🎵 Music Streaming Churn Prediction

Authors: Me & Sila (https://github.com/silabou)
Context: Python for Data Science class @ École Polytechnique

🚀 Project Overview

This repository contains a complete Machine Learning pipeline designed to predict user churn for a music streaming service. Using raw user activity logs (listening history, page visits, errors, etc.), we engineered time-series features to classify whether a user is likely to cancel their subscription within a 10-day window.

The goal was to build a robust model capable of handling class imbalance and maximizing the F1-Score on the leaderboard.

🛠 Key Features

• Advanced Feature Engineering:

  • Multi-Scale Rolling Windows: Calculated 3d, 7d, 14d, and 30d moving stats (sums, averages) to capture short-term vs. long-term behavior.
  • Velocity & Trend Features: Engineered ratio features (e.g., Activity last 3 days / Activity last 14 days) to explicitly model "slowing down" behavior.
  • Interaction Ratios: Created "Frustration" (Errors per hour) and "Engagement" (Songs per session) indices.

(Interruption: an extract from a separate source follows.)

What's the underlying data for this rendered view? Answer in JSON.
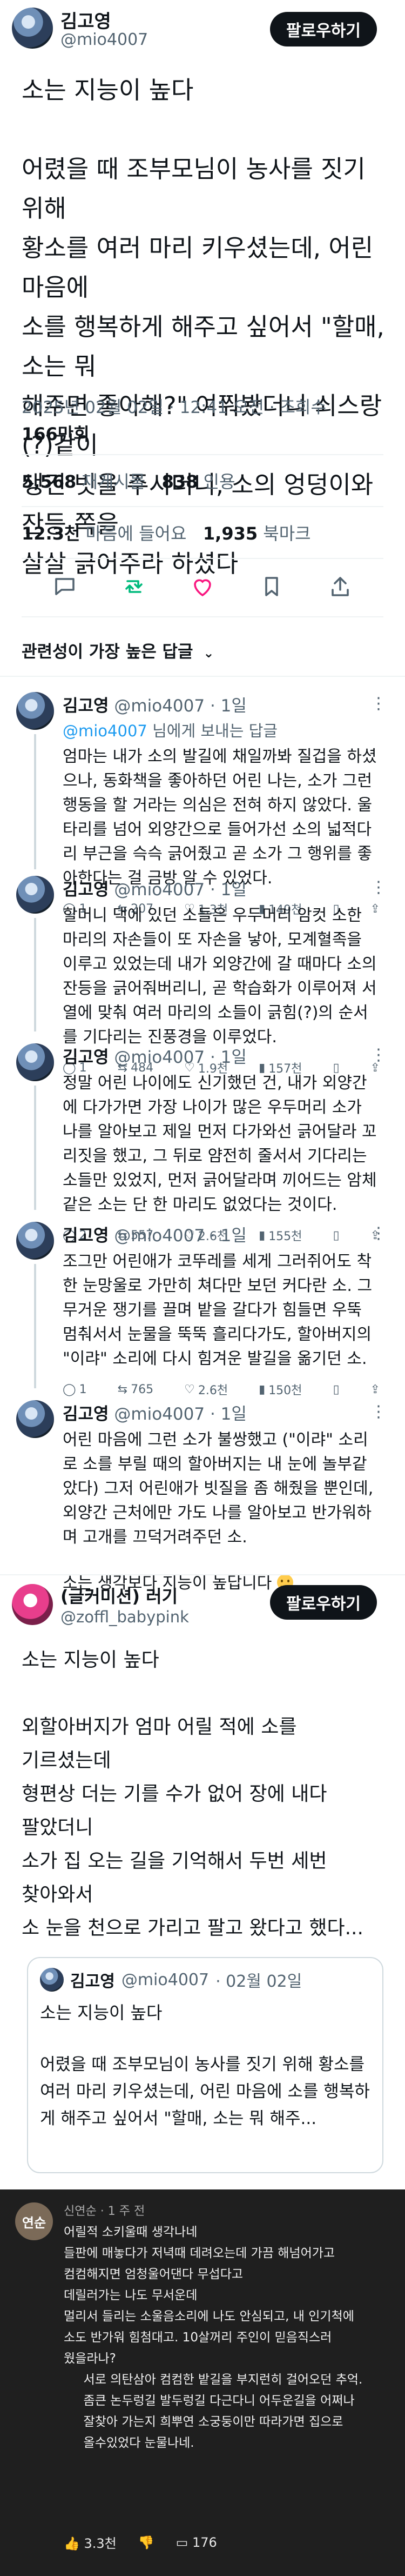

• Data Augmentation via "Snapshot Stacking":

  • Instead of a single row per user, we implemented a Sliding Window Snapshot strategy.
  • We generated training samples every 2 days (from Oct 7 to Nov 1). This multiplied our training size and allowed the model to learn the evolution of a user's journey, effectively turning a static classification problem into a temporal one.

• Robust Modeling Pipeline:

  • Feature Selection: Used SelectFromModel with a base XGBoost estimator to prune noise and retain only the top predictive features.
  • Algorithm: Single XGBoost Classifier (optimized with the hist tree method for speed).
  • Grouped Cross-Validation: Trained a 5-fold ensemble (grouped by UserID to prevent leakage) and averaged the predictions to reduce variance.

• Automated Tuning: Used Optuna for Bayesian optimization of the XGBoost hyperparameters (Learning Rate, Depth, L1/L2 Reg), optimizing specifically for AUC.

📉 Iterative Modeling Strategy

We approached this problem iteratively to improve performance and stability:

1. Baseline & Feature Engineering:

   • We started by aggregating logs per user. However, simple aggregates failed to capture the speed of churn.
   • Pivot: We introduced "Velocity" features (ratios of short-term vs long-term windows) to detect sudden drops in activity.

2. Addressing Data Scarcity (The "Snapshot" Shift):

   • Problem: With a limited number of unique users, a simple "one row per user" model was overfitting and lacked sufficient training examples.
   • Solution: We moved to a Stacked Snapshot Dataset. By taking a snapshot of every user every 2 days and predicting churn in the next 10 days, we increased our dataset size by ~13x. This helped the model distinguish between a "safe" period and a "risk" period for the same user.

3. Leakage Prevention:

   • Strictly separated feature calculation (history) from the target window.
   • Used GroupKFold during validation to ensure that the same user (appearing in multiple snapshots) never appeared in both the Train and Validation sets simultaneously.

4. Final Calibration (Dynamic Thresholding):

   • Instead of a standard 0.5 threshold, we implemented a Target-Rate Calibration.
   • The final submission dynamically selects the probability threshold that forces the predicted churn rate to match the expected population churn (~40%), ensuring the predictions are aligned with the business reality.

📊 Results

The pipeline generates comprehensive performance visualizations:

1. ROC & Precision-Recall Curves: To evaluate the trade-off between True Positives and False Positives.
2. Cumulative Gains Curve (The "Banana" Plot): Explicit visualization of how much better the model is compared to random guessing (e.g., "Top 40% of predictions capture X% of churners").
3. Submission Output: A probability file (submission_final_binary.csv) generated by the 5-fold ensemble.

This project is part of the academic coursework at École Polytechnique.